LeetCode Subsets I and II: DFS, Iterative (Bit Operation), Duplicate Handling

Overview

3 Methods including DFS, Bit Operation, Pure Iterative are discussed to solve LeetCode Subsets I and II, and key facts are explained to remove duplicates.

LeetCode Subsets I and II

(1)

Given a set of distinct integers, S, return all possible subsets.

Note:

  • Elements in a subset must be in non-descending order.
  • The solution set must not contain duplicate subsets.

For example,
If S = [1,2,3], a solution is:

[
  [3],
  [1],
  [2],
  [1,2,3],
  [1,3],
  [2,3],
  [1,2],
  []
]

(2)
The further question asks you to find all the unique subsets when there are repeated numbers in the original set.
For example,
If S = [1,2,2], a solution is:

[
  [2],
  [1],
  [1,2,2],
  [2,2],
  [1,2],
  []
]

Analysis: DFS, Iterative (Bit Operation), Duplicate Handling

When there are no duplicates in the input, the key idea to generate all subsets is that for each number from the input, we have two choices of whether put it into the subset or not and thus generate “2^n” number of total subsets. This idea could be implemented by three different approaches:

  1. DFS: Standard backtracking approach. Nothing new, but follow the standard DFS to code it up
  2. Bit Operation: This is quite elegant to use bit operation. Since we know the total number of subsets anyways, and for the k-th subset, we can use the binary representation of k to indicate which number is in this subset or not. That is, since k’s value ranges from o to 2^n, the binary representation for k covers all different combination of 0/1 for each of the n numbers, if j-th bit of k is 1, it indicate that we need to put S[j] into k-th subset, otherwise, not, and it covers all subsets without missing any one or adding any duplicate subsets. The only disadvantage of this approach is that I found it difficult to extend it to solve Subsets II with duplicate in the input, but method 1 and 3 could be modified a little bit to natural solve both Subsets I and II, anyone have better ideas to extend this method to solve Subsets II please share your idea and help! Thanks!
  3. This is again an iterative approach but from another angle. Similar to the iterative method (the 3rd method) in “LeetCode Permutations I and II“, starting from the empty subset, we can extend the already added subsets to new ones by adding the next number in the input to the existed subsets. That is, by definition, suppose we already have subsets of S[2..n], then to generate the subsets of S[1…n], we simply add S[1] to all the subsets of S[2…n] and together with those subsets of S[2…n], all of them are the subsets of S[1…n] which is exactly twice many as for S[2..n].

Well, now we have the above 3 methods, we now talk about how to handle the input which has duplicates.
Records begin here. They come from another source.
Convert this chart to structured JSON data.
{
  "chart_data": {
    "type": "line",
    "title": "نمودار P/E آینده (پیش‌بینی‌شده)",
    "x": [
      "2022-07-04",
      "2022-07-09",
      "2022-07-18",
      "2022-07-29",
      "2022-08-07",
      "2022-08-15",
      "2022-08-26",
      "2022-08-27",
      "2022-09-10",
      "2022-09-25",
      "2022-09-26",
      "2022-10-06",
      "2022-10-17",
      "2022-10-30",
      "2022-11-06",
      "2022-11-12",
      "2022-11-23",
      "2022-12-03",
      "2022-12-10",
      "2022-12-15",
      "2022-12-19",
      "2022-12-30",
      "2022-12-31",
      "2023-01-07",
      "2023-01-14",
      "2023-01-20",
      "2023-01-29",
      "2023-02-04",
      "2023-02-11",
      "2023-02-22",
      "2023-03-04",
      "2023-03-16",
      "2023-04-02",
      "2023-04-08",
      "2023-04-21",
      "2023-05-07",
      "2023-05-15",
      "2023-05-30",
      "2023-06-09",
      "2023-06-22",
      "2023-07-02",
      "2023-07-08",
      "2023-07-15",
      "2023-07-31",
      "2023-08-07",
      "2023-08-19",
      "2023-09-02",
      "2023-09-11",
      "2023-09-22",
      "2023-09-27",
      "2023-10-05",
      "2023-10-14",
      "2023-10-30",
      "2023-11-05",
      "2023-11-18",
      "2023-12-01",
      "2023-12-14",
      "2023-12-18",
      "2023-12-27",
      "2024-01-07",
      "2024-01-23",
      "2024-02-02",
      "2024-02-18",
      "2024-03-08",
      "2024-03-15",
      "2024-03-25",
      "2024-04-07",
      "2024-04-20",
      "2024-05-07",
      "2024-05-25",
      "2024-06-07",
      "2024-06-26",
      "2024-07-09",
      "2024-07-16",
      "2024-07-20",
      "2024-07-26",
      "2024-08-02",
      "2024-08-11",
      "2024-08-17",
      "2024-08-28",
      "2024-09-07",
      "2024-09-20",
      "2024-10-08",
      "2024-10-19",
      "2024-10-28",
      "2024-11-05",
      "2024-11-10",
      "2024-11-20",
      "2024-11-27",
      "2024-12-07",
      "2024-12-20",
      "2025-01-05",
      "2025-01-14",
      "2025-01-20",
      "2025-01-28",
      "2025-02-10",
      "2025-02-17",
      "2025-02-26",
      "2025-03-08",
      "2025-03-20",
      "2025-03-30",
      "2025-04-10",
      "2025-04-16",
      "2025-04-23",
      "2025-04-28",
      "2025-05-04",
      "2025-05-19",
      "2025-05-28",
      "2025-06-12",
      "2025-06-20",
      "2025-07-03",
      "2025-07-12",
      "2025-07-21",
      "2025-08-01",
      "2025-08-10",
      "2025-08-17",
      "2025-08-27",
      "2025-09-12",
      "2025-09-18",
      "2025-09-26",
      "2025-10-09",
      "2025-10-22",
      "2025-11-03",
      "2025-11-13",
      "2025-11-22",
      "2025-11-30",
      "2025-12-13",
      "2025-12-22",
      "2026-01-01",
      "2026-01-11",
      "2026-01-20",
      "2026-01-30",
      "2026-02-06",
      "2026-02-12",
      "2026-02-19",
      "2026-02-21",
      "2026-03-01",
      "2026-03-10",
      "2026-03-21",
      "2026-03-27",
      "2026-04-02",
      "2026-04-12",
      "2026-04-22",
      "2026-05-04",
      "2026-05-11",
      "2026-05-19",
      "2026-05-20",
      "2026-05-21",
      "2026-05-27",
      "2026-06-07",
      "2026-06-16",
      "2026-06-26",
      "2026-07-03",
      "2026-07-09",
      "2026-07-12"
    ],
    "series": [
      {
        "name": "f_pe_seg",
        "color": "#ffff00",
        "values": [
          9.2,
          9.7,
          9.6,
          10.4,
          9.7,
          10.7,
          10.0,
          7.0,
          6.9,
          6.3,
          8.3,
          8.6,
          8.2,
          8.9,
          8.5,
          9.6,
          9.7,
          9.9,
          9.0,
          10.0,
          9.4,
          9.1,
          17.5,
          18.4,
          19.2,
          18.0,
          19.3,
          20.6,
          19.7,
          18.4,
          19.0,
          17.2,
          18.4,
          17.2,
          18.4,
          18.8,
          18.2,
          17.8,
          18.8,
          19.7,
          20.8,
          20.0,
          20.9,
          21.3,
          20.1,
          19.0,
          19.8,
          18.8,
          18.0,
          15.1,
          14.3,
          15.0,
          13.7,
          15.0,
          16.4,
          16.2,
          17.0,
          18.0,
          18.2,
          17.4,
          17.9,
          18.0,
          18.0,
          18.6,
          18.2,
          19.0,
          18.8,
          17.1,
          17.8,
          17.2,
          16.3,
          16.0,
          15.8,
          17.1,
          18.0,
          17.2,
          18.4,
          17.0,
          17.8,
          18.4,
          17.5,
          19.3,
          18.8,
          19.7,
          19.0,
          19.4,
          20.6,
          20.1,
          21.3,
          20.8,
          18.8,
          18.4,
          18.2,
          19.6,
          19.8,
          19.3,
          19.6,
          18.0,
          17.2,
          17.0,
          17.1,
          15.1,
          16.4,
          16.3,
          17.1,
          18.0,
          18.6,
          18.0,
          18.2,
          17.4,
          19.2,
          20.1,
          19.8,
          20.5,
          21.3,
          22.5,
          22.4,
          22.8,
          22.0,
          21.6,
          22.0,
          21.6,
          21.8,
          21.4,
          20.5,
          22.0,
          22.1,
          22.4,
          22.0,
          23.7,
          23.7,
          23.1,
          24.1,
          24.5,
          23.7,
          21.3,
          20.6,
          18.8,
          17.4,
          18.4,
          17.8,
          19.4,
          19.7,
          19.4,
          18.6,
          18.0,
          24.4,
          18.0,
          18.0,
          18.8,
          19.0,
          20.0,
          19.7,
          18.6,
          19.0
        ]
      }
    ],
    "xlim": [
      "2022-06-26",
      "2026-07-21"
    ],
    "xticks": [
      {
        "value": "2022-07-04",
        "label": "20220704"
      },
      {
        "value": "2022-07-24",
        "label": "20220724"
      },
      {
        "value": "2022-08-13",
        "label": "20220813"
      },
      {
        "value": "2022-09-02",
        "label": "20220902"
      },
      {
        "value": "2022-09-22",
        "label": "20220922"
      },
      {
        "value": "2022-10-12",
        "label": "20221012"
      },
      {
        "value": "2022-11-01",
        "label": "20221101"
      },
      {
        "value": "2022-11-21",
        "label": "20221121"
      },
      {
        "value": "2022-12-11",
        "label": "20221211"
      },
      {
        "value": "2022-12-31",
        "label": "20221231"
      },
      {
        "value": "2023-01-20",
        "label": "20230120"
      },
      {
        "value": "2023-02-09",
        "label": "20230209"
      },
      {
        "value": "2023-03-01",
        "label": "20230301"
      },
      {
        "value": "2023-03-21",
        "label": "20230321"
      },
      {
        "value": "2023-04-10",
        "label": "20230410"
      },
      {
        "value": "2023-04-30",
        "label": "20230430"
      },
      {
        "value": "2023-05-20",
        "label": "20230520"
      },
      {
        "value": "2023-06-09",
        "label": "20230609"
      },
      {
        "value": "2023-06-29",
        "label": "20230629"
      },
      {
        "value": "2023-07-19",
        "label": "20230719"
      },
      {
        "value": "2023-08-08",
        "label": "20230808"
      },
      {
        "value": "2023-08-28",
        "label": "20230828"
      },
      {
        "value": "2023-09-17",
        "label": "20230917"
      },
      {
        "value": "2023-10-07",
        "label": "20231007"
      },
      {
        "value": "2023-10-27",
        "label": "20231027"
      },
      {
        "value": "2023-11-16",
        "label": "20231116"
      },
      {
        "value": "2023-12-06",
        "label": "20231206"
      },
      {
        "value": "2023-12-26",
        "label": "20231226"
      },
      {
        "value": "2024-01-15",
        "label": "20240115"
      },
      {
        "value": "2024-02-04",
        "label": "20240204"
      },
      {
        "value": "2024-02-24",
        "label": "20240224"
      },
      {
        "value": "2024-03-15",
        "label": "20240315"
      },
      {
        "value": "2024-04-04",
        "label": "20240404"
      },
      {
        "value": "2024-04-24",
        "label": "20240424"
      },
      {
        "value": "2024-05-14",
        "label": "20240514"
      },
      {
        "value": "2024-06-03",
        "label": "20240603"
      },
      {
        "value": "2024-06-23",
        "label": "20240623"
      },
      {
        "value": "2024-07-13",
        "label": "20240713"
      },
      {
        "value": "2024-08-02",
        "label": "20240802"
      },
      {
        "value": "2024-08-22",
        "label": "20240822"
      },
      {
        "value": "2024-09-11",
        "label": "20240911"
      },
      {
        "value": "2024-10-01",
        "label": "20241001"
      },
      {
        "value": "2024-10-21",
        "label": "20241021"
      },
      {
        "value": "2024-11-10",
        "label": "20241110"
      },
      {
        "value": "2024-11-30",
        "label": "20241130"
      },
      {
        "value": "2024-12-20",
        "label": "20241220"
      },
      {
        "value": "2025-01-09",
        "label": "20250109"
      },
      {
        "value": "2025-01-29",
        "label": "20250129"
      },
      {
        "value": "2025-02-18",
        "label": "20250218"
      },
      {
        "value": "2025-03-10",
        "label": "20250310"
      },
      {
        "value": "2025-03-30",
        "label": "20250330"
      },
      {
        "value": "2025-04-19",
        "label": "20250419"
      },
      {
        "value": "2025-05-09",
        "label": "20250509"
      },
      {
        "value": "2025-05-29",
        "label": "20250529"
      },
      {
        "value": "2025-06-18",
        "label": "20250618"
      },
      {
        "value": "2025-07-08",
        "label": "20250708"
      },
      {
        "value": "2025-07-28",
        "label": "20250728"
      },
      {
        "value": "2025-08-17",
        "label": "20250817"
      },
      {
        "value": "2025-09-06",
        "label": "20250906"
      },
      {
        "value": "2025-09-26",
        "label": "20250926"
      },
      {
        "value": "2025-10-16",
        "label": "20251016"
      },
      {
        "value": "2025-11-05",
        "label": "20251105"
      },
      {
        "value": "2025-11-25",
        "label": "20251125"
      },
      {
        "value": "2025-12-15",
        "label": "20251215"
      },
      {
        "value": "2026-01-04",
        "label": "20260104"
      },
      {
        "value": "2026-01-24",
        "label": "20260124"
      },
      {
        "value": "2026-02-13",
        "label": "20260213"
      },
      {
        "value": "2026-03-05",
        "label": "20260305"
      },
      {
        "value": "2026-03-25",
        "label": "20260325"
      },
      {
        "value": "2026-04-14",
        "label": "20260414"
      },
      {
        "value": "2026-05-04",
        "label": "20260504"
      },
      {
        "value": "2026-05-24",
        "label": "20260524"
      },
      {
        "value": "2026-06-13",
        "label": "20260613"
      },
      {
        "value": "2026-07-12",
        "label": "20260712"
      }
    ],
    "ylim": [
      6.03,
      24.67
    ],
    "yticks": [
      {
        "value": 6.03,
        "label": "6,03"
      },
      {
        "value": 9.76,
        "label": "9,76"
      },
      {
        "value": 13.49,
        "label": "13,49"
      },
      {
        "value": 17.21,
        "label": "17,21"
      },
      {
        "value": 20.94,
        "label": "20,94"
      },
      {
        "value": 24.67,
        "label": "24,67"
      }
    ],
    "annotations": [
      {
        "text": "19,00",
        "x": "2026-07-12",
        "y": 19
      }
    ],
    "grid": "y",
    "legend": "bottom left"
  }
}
The essential key facts about how to handle the duplicates is as follows:

For any number S[i] appearing t times in the input, we only have (t + 1) choices whether put none of them into the subsets, or 1 number in the subsets, or 2 numbers of S[i] into subsets, or … all of them (i.e., there are t S[i] in the subsets) into the subsets. The big difference is that, if the t numbers are different from each other, then we have 2^t choices.

As long as we keep the above fact and keep it true in our coding, we can avoid generating duplicated subsets in the results. And there are two different implementations from two different angle to achieve the above fact.
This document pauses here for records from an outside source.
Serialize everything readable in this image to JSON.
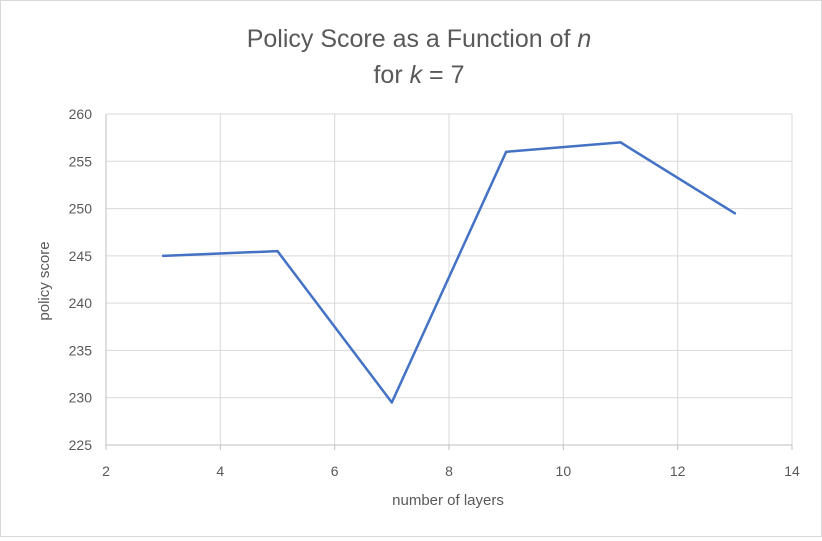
{
  "chart_data": {
    "type": "line",
    "title_line1_prefix": "Policy Score as a Function of ",
    "title_line1_var": "n",
    "title_line2_prefix": "for ",
    "title_line2_var": "k",
    "title_line2_suffix": " = 7",
    "xlabel": "number of layers",
    "ylabel": "policy score",
    "xlim": [
      2,
      14
    ],
    "ylim": [
      225,
      260
    ],
    "xticks": [
      "2",
      "4",
      "6",
      "8",
      "10",
      "12",
      "14"
    ],
    "yticks": [
      "225",
      "230",
      "235",
      "240",
      "245",
      "250",
      "255",
      "260"
    ],
    "grid": true,
    "series": [
      {
        "x": [
          3,
          5,
          7,
          9,
          11,
          13
        ],
        "values": [
          245.0,
          245.5,
          229.5,
          256.0,
          257.0,
          249.5
        ],
        "color": "#4472c4"
      }
    ]
  }
}
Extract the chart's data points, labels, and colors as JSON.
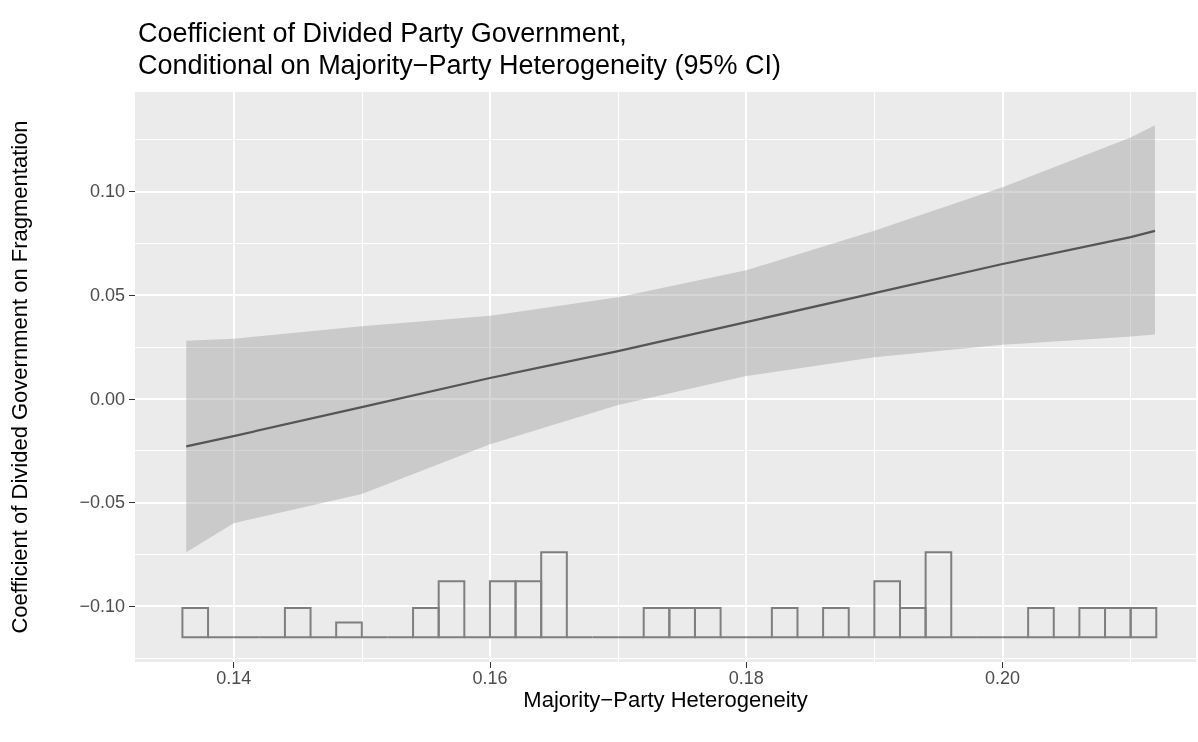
{
  "chart_data": {
    "type": "line",
    "title": "Coefficient of Divided Party Government,\nConditional on Majority−Party Heterogeneity (95% CI)",
    "xlabel": "Majority−Party Heterogeneity",
    "ylabel": "Coefficient of Divided Government on Fragmentation",
    "xlim": [
      0.1323,
      0.2151
    ],
    "xticks": [
      0.14,
      0.16,
      0.18,
      {
        "value": 0.2,
        "label": "0.20"
      }
    ],
    "ylim": [
      -0.127,
      0.148
    ],
    "yticks": [
      {
        "value": -0.1,
        "label": "−0.10"
      },
      {
        "value": -0.05,
        "label": "−0.05"
      },
      {
        "value": 0,
        "label": "0.00"
      },
      0.05,
      {
        "value": 0.1,
        "label": "0.10"
      }
    ],
    "grid": true,
    "marker": "none",
    "line_style": "solid",
    "series": [
      {
        "color": "#555555",
        "x": [
          0.1363,
          0.14,
          0.15,
          0.16,
          0.17,
          0.18,
          0.19,
          0.2,
          0.21,
          0.2119
        ],
        "values": [
          -0.023,
          -0.018,
          -0.004,
          0.01,
          0.023,
          0.037,
          0.051,
          0.065,
          0.078,
          0.081
        ],
        "lower": [
          -0.074,
          -0.06,
          -0.046,
          -0.022,
          -0.003,
          0.011,
          0.02,
          0.026,
          0.03,
          0.031
        ],
        "upper": [
          0.028,
          0.029,
          0.035,
          0.04,
          0.049,
          0.062,
          0.081,
          0.102,
          0.126,
          0.132
        ]
      },
      {
        "type": "histogram",
        "color": "#7f7f7f",
        "bins": [
          0.136,
          0.138,
          0.14,
          0.142,
          0.144,
          0.146,
          0.148,
          0.15,
          0.152,
          0.154,
          0.156,
          0.158,
          0.16,
          0.162,
          0.164,
          0.166,
          0.168,
          0.17,
          0.172,
          0.174,
          0.176,
          0.178,
          0.18,
          0.182,
          0.184,
          0.186,
          0.188,
          0.19,
          0.192,
          0.194,
          0.196,
          0.198,
          0.2,
          0.202,
          0.204,
          0.206,
          0.208,
          0.21,
          0.212
        ],
        "base": [
          -0.115,
          -0.115,
          -0.115,
          -0.115,
          -0.115,
          -0.115,
          -0.115,
          -0.115,
          -0.115,
          -0.115,
          -0.115,
          -0.115,
          -0.115,
          -0.115,
          -0.115,
          -0.115,
          -0.115,
          -0.115,
          -0.115,
          -0.115,
          -0.115,
          -0.115,
          -0.115,
          -0.115,
          -0.115,
          -0.115,
          -0.115,
          -0.115,
          -0.115,
          -0.115,
          -0.115,
          -0.115,
          -0.115,
          -0.115,
          -0.115,
          -0.115,
          -0.115,
          -0.115
        ],
        "values": [
          0.014,
          0,
          0,
          0,
          0.014,
          0,
          0.007,
          0,
          0,
          0.014,
          0.027,
          0,
          0.027,
          0.027,
          0.041,
          0,
          0,
          0,
          0.014,
          0.014,
          0.014,
          0,
          0,
          0.014,
          0,
          0.014,
          0,
          0.027,
          0.014,
          0.041,
          0,
          0,
          0,
          0.014,
          0,
          0.014,
          0.014,
          0.014
        ]
      }
    ]
  }
}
(1) The essential thing we need to achieve is just try the number S[i] which is appearing t times for (t+1) combinations instead of 2^t. So just keep some code to do this: if two adjacent numbers say A and B are equal, then only when A is used, B could be used normally to try either putting B into the subsets or not, otherwise, B can never be put into any subsets Always keep this in mind, then there won’t be any duplicated subsets. This angle would be integrated into the DFS approach. Let’s see an example S = [1,2,2], when doing enumerating (backtracking), say in the current step, we already select 1 into the subset, we need to consider whether or not to put 2 into subsets, since at current point, this is the first 2, and we can try normally and one is to put 2 into subsets, and the other is not to use 2 in subsets, now we are, need to consider the second 2, for those subsets do not contain the first 2, we cannot use the second 2 either. Why? Because we have already tried the first 2 to generate the subset containing a single 2, if we try to put the second 2 into those subsets containing no 2s, then we actually generate a duplicated subset with a single 2 in it. This is what it really means by B could only be used when A is already used. The following DFS implementations is accepted by LeetCode OJ to pass both the Subsets I and II problems:

class Solution {
public:
vector<int> ans;
vector<bool> inSet;
vector<vector<int>> results;
void dfs(int i, int n, const vector<int> &S) {
    if (i >= n) { results.push_back(ans); return; }
    if (i == 0 || S[i] != S[i - 1] || inSet[i - 1]) {
        inSet[i] = false;
        dfs(i+1, n, S);

        ans.push_back(S[i]);
        inSet[i] = true;
        dfs(i+1, n, S);
        ans.pop_back();
        inSet[i] = false;
    }
    else  {
        inSet[i] = false;
        dfs(i+1, n, S);
    }
}

vector<vector<int> > subsetsWithDup(vector<int> &S) {
    sort(S.begin(), S.end());
    inSet.resize(S.size());
    fill (inSet.begin(), inSet.end(), false);
    dfs(0, S.size(), S);
    return results;
}
};

(2) Another different angle to remove duplicates is to treat the continues duplicates number S[i] which appears t times as a whole, and this whole thing have 1 + t choices for us, to put 0..t of them into the subsets. This implementation could be integrated into the 3rd approach fro Subsets I discussed previously and the following iterative implementations is accepted by LeetCode OJ to pass both the Subsets I and II problems:

class Solution {
public:
vector<vector<int> > subsetsWithDup(vector<int> &S) {
    sort(S.begin(), S.end());
    vector<vector<int>> vv(1);
    int i= 0, cnt = 0;
    int n = S.size();
    while (i < n) {
        cnt = 1;
        while (i + cnt < n && S[i] == S[i + cnt]) ++cnt;
        for (int k = vv.size() - 1; k >= 0; --k) {
            vector<int> tmp = vv[k];
            for (int j = 1; j <= cnt; ++j) {
                tmp.push_back(S[i]);
                vv.push_back(tmp);
            }
        }
        i += cnt;
    }
    return vv;
}
};

And note this is quite similar and consistent with the 3rd method) in “LeetCode Permutations I and II

(3) The final code is the implementation of the bit operation approach, unfortunately, I current do not know how to directly extend this approach to handle duplicates, the following code is accepted by LeetCode OJ only to poss the Subests I problem:

vector<vector<int> > subsets(vector<int> &S) {
    sort(S.begin(), S.end());
    int n = S.size();
    int m = pow(2, n);
    vector<vector<int>> ret(m, vector<int>());
    for (int i = 0; i < m; ++i) {
        for (int j = 0; j < n; ++j) {
            if (i & (1 << j)) ret[i].push_back(S[j]);
        }
    }
    return ret;
}

Summary

3 Methods including DFS, Bit Operation, Pure Iterative are discussed to solve LeetCode Subsets I and II, and key facts are explained to remove duplicates.

Written on April 27, 2013